CS Colloquium: Learning-Based Program Synthesis: Learning for Program Synthesis and Program Synthesis for Learning

Speaker: Xinyun Chen

Location: 60 Fifth Avenue, Room 150
Videoconference link: https://nyu.zoom.us/j/96193237398

Date: Tuesday, April 5, 2022

With the advancement of modern technologies, programming becomes
ubiquitous not only among professional software developers, but also for
general computer users. However, gaining programming expertise is
time-consuming and challenging. Therefore, program synthesis has many
applications, where the computer automatically synthesizes programs from
specifications such as natural language descriptions and input-output
examples.

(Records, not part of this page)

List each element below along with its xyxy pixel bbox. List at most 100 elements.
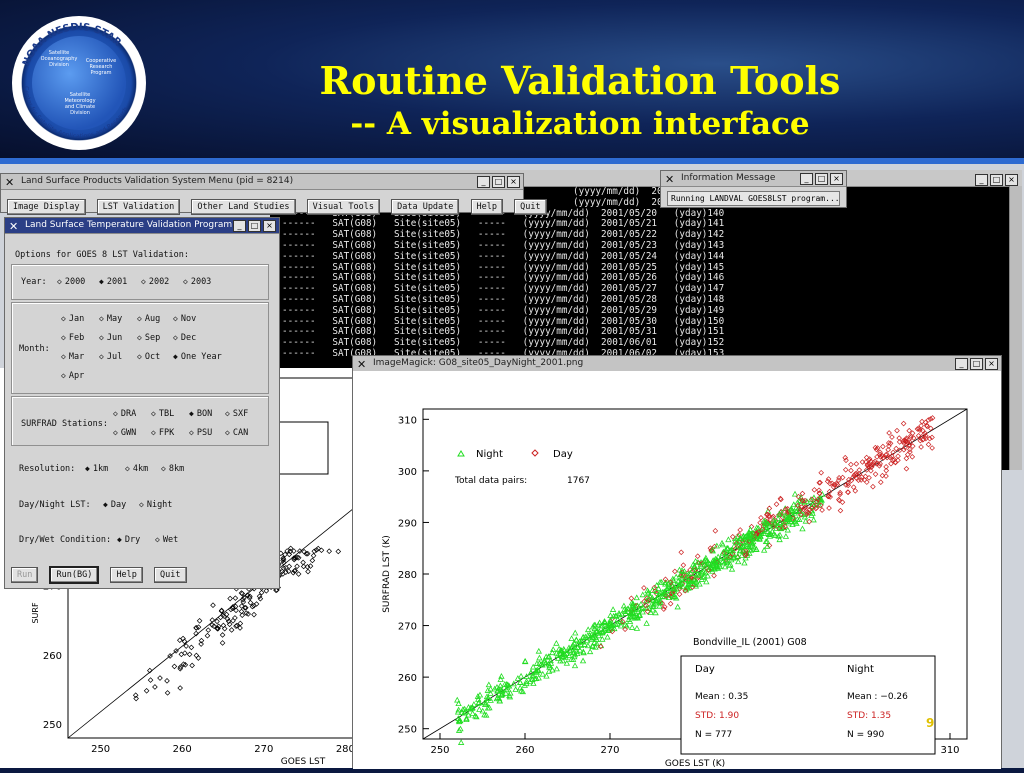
minimize-icon[interactable]: _ <box>955 358 968 370</box>
lst-validation-window[interactable]: ✕ Land Surface Temperature Validation Pr… <box>4 217 280 589</box>
radio-station-psu[interactable]: PSU <box>189 428 212 438</box>
terminal-scrollbar[interactable] <box>1009 186 1022 470</box>
validation-menu-window[interactable]: ✕ Land Surface Products Validation Syste… <box>0 173 547 215</box>
radio-resolution-8km[interactable]: 8km <box>161 464 184 474</box>
radio-month-oct[interactable]: Oct <box>137 352 160 362</box>
maximize-icon[interactable]: □ <box>970 358 983 370</box>
run-bg-button[interactable]: Run(BG) <box>49 566 100 584</box>
close-icon[interactable]: × <box>830 173 843 185</box>
night-point <box>655 585 662 591</box>
y-tick-label: 290 <box>398 518 417 529</box>
minimize-icon[interactable]: _ <box>233 220 246 232</box>
radio-station-gwn[interactable]: GWN <box>113 428 136 438</box>
left-point <box>188 644 195 651</box>
left-point <box>193 652 200 659</box>
radio-month-apr[interactable]: Apr <box>61 371 84 381</box>
info-message: Running LANDVAL GOES8LST program... <box>667 191 840 206</box>
radio-month-mar[interactable]: Mar <box>61 352 84 362</box>
help-button[interactable]: Help <box>470 199 503 215</box>
imagemagick-titlebar[interactable]: ✕ ImageMagick: G08_site05_DayNight_2001.… <box>353 356 1001 372</box>
run-button[interactable]: Run <box>11 567 39 583</box>
lst-help-button[interactable]: Help <box>110 567 143 583</box>
close-icon[interactable]: × <box>985 358 998 370</box>
night-point <box>609 606 617 612</box>
left-point <box>294 563 300 570</box>
day-point <box>872 471 879 477</box>
radio-month-may[interactable]: May <box>99 314 122 324</box>
day-point <box>819 507 825 513</box>
left-point <box>228 627 235 633</box>
quit-button[interactable]: Quit <box>514 199 547 215</box>
radio-year-2003[interactable]: 2003 <box>183 277 211 287</box>
close-icon[interactable]: × <box>263 220 276 232</box>
close-icon[interactable]: × <box>507 176 520 188</box>
other-land-studies-button[interactable]: Other Land Studies <box>191 199 296 215</box>
radio-resolution-1km[interactable]: 1km <box>85 464 108 474</box>
left-x-axis-label: GOES LST <box>281 757 326 767</box>
maximize-icon[interactable]: □ <box>815 173 828 185</box>
terminal-window-controls[interactable]: _ □ × <box>975 174 1021 186</box>
day-point <box>661 606 667 612</box>
radio-month-feb[interactable]: Feb <box>61 333 84 343</box>
left-point <box>227 595 233 602</box>
radio-month-aug[interactable]: Aug <box>137 314 160 324</box>
radio-dry[interactable]: Dry <box>117 535 140 545</box>
menu-window-controls[interactable]: _ □ × <box>477 176 520 188</box>
maximize-icon[interactable]: □ <box>492 176 505 188</box>
radio-station-fpk[interactable]: FPK <box>151 428 174 438</box>
lst-window-controls[interactable]: _ □ × <box>233 220 276 232</box>
night-point <box>454 696 461 703</box>
options-heading: Options for GOES 8 LST Validation: <box>15 250 189 260</box>
left-x-tick-label: 270 <box>254 744 273 755</box>
menu-titlebar[interactable]: ✕ Land Surface Products Validation Syste… <box>1 174 523 190</box>
night-point <box>735 558 742 565</box>
left-point <box>195 655 202 661</box>
radio-month-one-year[interactable]: One Year <box>173 352 222 362</box>
information-message-window[interactable]: ✕ Information Message _ □ × Running LANDVA… <box>660 170 847 208</box>
radio-day[interactable]: Day <box>103 500 126 510</box>
radio-year-2000[interactable]: 2000 <box>57 277 85 287</box>
radio-month-sep[interactable]: Sep <box>137 333 160 343</box>
imagemagick-window[interactable]: ✕ ImageMagick: G08_site05_DayNight_2001.… <box>352 355 1002 769</box>
day-point <box>837 491 843 498</box>
radio-station-dra[interactable]: DRA <box>113 409 136 419</box>
radio-month-jul[interactable]: Jul <box>99 352 122 362</box>
radio-station-bon[interactable]: BON <box>189 409 212 419</box>
night-point <box>584 626 592 633</box>
visual-tools-button[interactable]: Visual Tools <box>306 199 381 215</box>
radio-wet[interactable]: Wet <box>155 535 178 545</box>
radio-station-sxf[interactable]: SXF <box>225 409 248 419</box>
radio-month-dec[interactable]: Dec <box>173 333 196 343</box>
radio-year-2002[interactable]: 2002 <box>141 277 169 287</box>
y-tick-label: 280 <box>398 570 417 581</box>
drywet-label: Dry/Wet Condition: <box>19 535 112 545</box>
lst-quit-button[interactable]: Quit <box>154 567 187 583</box>
lst-validation-button[interactable]: LST Validation <box>96 199 181 215</box>
radio-year-2001[interactable]: 2001 <box>99 277 127 287</box>
radio-month-nov[interactable]: Nov <box>173 314 196 324</box>
day-point <box>853 461 860 467</box>
minimize-icon[interactable]: _ <box>800 173 813 185</box>
minimize-icon[interactable]: _ <box>477 176 490 188</box>
stats-night-std: STD: 1.35 <box>847 711 891 721</box>
menu-button-row: Image Display LST Validation Other Land … <box>1 190 547 215</box>
radio-month-jun[interactable]: Jun <box>99 333 122 343</box>
info-titlebar[interactable]: ✕ Information Message _ □ × <box>661 171 846 187</box>
imagemagick-window-controls[interactable]: _ □ × <box>955 358 998 370</box>
stats-day-mean: Mean : 0.35 <box>695 692 748 702</box>
info-window-controls[interactable]: _ □ × <box>800 173 843 185</box>
left-x-tick-label: 250 <box>91 744 110 755</box>
image-display-button[interactable]: Image Display <box>7 199 86 215</box>
radio-resolution-4km[interactable]: 4km <box>125 464 148 474</box>
year-label: Year: <box>21 277 47 287</box>
maximize-icon[interactable]: □ <box>248 220 261 232</box>
night-point <box>487 690 494 696</box>
data-update-button[interactable]: Data Update <box>391 199 460 215</box>
x-tick-label: 310 <box>940 745 959 756</box>
lst-titlebar[interactable]: ✕ Land Surface Temperature Validation Pr… <box>5 218 279 234</box>
radio-station-can[interactable]: CAN <box>225 428 248 438</box>
radio-month-jan[interactable]: Jan <box>61 314 84 324</box>
radio-night[interactable]: Night <box>139 500 173 510</box>
radio-station-tbl[interactable]: TBL <box>151 409 174 419</box>
day-point <box>824 478 831 485</box>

In this talk, I will present my work on learning-based program
synthesis, where I have developed deep learning techniques for various
program synthesis problems. Despite the remarkable success of deep
neural networks for many domains, including natural language processing
and computer vision, existing deep neural networks are still
insufficient for handling challenging symbolic reasoning and
generalization problems.

My learning-based program synthesis research lies in two folds: (1)
learning to synthesize programs from potentially ambiguous and complex
specifications; and (2) neural-symbolic learning for language
understanding. I will first talk about program synthesis applications,
where my work demonstrates the applicability of learning-based program
synthesizers for production usage. I will then present my work on
neural-symbolic frameworks that integrate symbolic components into
neural networks, which achieve better reasoning and generalization
capabilities. In closing, I will discuss the challenges and
opportunities of further improving the complexity and generalizability
of learning-based program synthesis for future work.